Huang Jian, Frimpong Emmanuel A
Department of Fish and Wildlife Conservation, Virginia Polytechnic Institute and State University, Blacksburg, Virginia, United States of America.
PLoS One. 2015 Jun 15;10(6):e0129995. doi: 10.1371/journal.pone.0129995. eCollection 2015.
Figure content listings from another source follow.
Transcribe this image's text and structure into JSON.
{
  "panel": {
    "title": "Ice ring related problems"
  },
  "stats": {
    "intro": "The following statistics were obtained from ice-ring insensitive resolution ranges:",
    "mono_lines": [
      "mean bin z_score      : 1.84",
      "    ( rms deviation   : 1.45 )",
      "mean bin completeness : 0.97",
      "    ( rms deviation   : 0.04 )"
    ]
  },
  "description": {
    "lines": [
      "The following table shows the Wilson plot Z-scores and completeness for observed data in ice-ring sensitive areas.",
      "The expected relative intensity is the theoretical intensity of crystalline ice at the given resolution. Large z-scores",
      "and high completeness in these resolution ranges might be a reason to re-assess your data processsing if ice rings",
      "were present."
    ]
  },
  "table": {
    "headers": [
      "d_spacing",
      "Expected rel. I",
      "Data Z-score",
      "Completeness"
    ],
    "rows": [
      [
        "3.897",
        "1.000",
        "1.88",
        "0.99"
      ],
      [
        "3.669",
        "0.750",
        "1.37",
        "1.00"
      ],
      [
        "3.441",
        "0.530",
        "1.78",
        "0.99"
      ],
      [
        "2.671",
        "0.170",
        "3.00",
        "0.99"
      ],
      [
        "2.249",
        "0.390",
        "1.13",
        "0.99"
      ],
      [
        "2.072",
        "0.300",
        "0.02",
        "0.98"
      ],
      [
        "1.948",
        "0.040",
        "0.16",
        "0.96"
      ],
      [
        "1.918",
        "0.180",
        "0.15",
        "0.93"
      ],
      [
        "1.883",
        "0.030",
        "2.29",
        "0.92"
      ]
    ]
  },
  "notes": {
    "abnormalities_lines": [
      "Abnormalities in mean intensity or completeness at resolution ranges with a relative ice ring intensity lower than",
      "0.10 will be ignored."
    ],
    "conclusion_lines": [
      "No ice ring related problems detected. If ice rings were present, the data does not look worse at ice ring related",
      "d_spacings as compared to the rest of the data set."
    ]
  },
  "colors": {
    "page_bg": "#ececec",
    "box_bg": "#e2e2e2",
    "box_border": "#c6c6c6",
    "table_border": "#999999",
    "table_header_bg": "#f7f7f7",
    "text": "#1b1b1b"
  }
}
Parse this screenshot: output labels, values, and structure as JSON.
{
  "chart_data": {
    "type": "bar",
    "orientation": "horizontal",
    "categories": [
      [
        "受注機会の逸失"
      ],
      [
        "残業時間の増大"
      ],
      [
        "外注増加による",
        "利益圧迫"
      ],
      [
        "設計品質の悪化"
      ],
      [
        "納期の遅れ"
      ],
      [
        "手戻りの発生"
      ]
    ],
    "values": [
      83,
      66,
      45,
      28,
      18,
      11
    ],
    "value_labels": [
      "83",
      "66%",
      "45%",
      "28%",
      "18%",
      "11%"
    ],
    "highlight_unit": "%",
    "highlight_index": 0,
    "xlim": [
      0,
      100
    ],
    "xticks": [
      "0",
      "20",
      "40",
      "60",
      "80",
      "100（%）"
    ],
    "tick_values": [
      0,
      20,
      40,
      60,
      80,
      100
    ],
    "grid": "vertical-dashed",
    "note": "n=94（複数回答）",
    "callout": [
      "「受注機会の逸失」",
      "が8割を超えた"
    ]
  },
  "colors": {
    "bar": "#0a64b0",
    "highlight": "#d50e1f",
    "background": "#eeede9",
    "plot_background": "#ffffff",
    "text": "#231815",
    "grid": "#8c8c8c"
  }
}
Understanding the spatial pattern of species distributions is fundamental in biogeography, and conservation and resource management applications. Most species distribution models (SDMs) require or prefer species presence and absence data for adequate estimation of model parameters. However, observations with unreliable or unreported species absences dominate and limit the implementation of SDMs. Presence-only models generally yield less accurate predictions of species distribution, and make it difficult to incorporate spatial autocorrelation. The availability of large amounts of historical presence records for freshwater fishes of the United States provides an opportunity for deriving reliable absences from data reported as presence-only, when sampling was predominantly community-based. In this study, we used boosted regression trees (BRT), logistic regression, and MaxEnt models to assess the performance of a historical metacommunity database with inferred absences, for modeling fish distributions, investigating the effect of model choice and data properties thereby. With models of the distribution of 76 native, non-game fish species of varied traits and rarity attributes in four river basins across the United States, we show that model accuracy depends on data quality (e.g., sample size, location precision), species' rarity, statistical modeling technique, and consideration of spatial autocorrelation. The cross-validation area under the receiver-operating-characteristic curve (AUC) tended to be high in the spatial presence-absence models at the highest level of resolution for species with large geographic ranges and small local populations. Prevalence affected training but not validation AUC. The key habitat predictors identified and the fish-habitat relationships evaluated through partial dependence plots corroborated most previous studies. The community-based SDM framework broadens our capability to model species distributions by innovatively removing the constraint of lack of species absence data, thus providing a robust prediction of distribution for stream fishes in other regions where historical data exist, and for other taxa (e.g., benthic macroinvertebrates, birds) usually observed by community-based sampling designs.
了解物种分布的空间格局在生物地理学以及保护和资源管理应用中至关重要。大多数物种分布模型(SDMs)需要或更倾向于物种存在和缺失数据,以便充分估计模型参数。然而,具有不可靠或未报告物种缺失的观测数据占主导地位,并限制了SDMs的应用。仅存在模型通常对物种分布的预测准确性较低,并且难以纳入空间自相关性。美国淡水鱼类大量历史存在记录的可得性,为从仅报告为存在的数据中推导可靠的缺失数据提供了机会,前提是采样主要基于群落。在本研究中,我们使用增强回归树(BRT)、逻辑回归和最大熵模型,评估一个具有推断缺失数据的历史元群落数据库在模拟鱼类分布方面的性能,从而研究模型选择和数据属性的影响。通过对美国四个流域76种具有不同特征和稀有属性的本地非猎用鱼类物种的分布进行建模,我们表明模型准确性取决于数据质量(例如样本大小、位置精度)、物种稀有性、统计建模技术以及空间自相关性的考虑。对于地理范围大且本地种群小的物种,在最高分辨率水平下,空间存在 - 缺失模型中的接收器操作特征曲线下面积(AUC)交叉验证值往往较高。患病率影响训练AUC但不影响验证AUC。通过部分依赖图确定的关键栖息地预测因子以及评估的鱼类 - 栖息地关系,证实了大多数先前的研究。基于群落的SDM框架通过创新地消除缺乏物种缺失数据的限制,拓宽了我们对物种分布进行建模的能力,从而为其他存在历史数据的区域的溪流鱼类以及通常通过基于群落的采样设计观测的其他分类群(例如底栖大型无脊椎动物、鸟类)提供分布的可靠预测。